Einzige Einschränkung: die Möglichkeit der anonymen Abgeltungssteuer kann nur von Vermögensstrukturen, nicht aber natürlichen Personen verwendet werden. Bei den Vermögensstrukturen ist zwischen transparenten und intransparenten zu unterscheiden. Bei ersteren hat sich der/die Stifter/in wesentliche Einflussrechte vorbehalten. Die Struktur wird daher aus steuerlicher Sicht nicht anerkannt und die Einkünfte müssen vom/von der Stifter/in oder den Begünstigten versteuert werden. Bei solchen Strukturen muss die Gründung bis 31. Dezember 2016 erfolgt sein, um in den Genuss der anonymen Abgeltungssteuer zu kommen. Intransparente Strukturen können die Anonymität hingegen auch dann in Anspruch nehmen, wenn sie nach diesem Datum gegründet werden.
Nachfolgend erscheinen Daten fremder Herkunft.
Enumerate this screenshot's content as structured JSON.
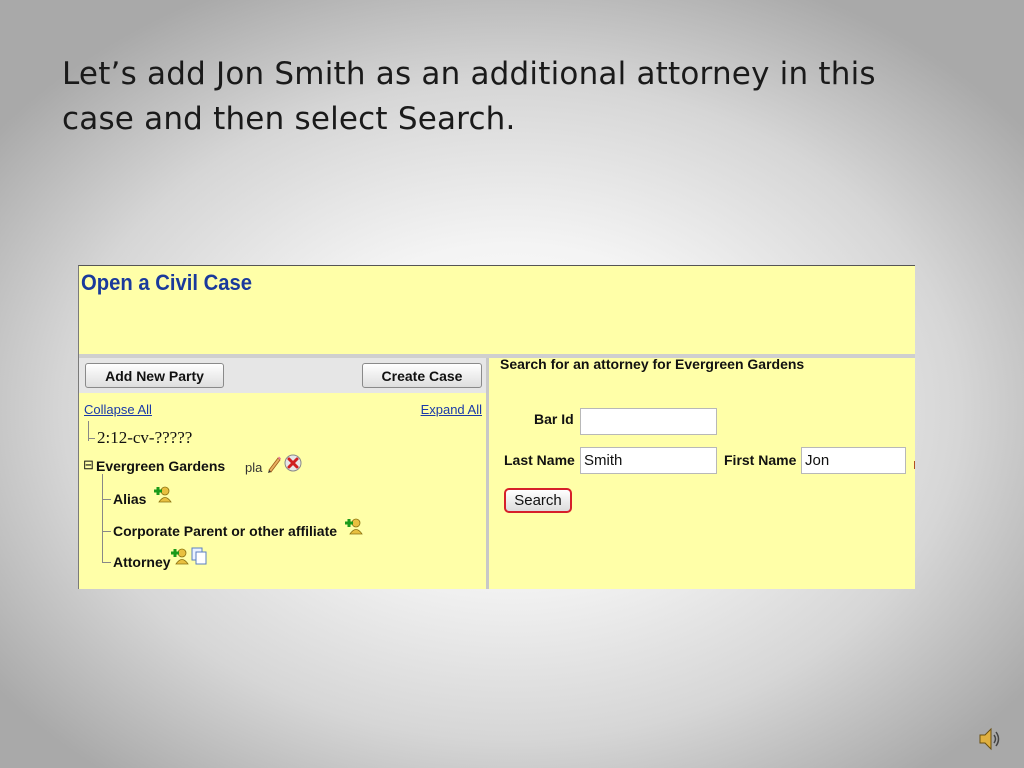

Somit stehen österreichischen Anleger_innen mit der Gründung einer liechtensteinischen Vermögensstruktur in der Rechtsform einer Privatstiftung, einer Anstalt oder eines Trust Enterprise (Trust reg.) weiterhin vielfältige, insbesondere völlig legale und steuerkonforme Möglichkeiten zur Verfügung, die Anonymität zu wahren. Daneben bieten sie auch aus zivil- und steuerrechtlicher Sicht Vorteile, wie insbesondere Nachfolgeplanung und Vermögensschutz.



Aus diesem Grund stellen die unterfertigten Abgeordnet_innen nachstehende

Anfrage:

 

1.    Mit welchen Ländern unterhält Österreich ein AIA-Abkommen?

2.    Welchen Vertragspartnern wurde eine Ausnahme bei automatischen Informationsaustausch gewährt?

a.    Welche Ausnahmen sind dies im konkreten?

3.    Wie hoch werden die jeweiligen zusätzlichen Einnahmen bzw. die jeweiligen Mindereinnahmen durch die Steuerabkommen zwischen Österreich und Liechtenstein (in Kraft: 1. Jänner 2014) sowie zwischen Österreich und Schweiz (in Kraft: 1. Jänner 2013) geschätzt? (bitte um jährliche Auflistung für die jeweiligen Abkommen)

4.    Wie hoch werden die jeweiligen zusätzlichen Einnahmen bzw. die jeweiligen Mindereinnahmen durch die AIA-Abkommen zwischen Österreich und Liechtenstein (in Kraft: 1. Jänner 2017) sowie zwischen Österreich und Schweiz (in Kraft: 1. Jänner 2017) geschätzt bzw. erwartet? (bitte um jährliche Auflistung für die jeweiligen Abkommen)

5.    Mit welcher Begründung werden die Ausnahmen im Liechtensteiner AIA, die der Schweiz nicht eingeräumt wurden, gerechtfertigt?

6.    Welche Zielsetzung hatte das BMF bei den Verhandlung mit Liechtenstein?

7.    Wie unterschiedet sich die Zielsetzung der Verhandlungen mit Liechtenstein mit jenen mit der Schweiz?

8.    Wie beurteilt der BMF den Mehrwert an Transparenz in Hinblick auf das Abkommen mit Liechtenstein?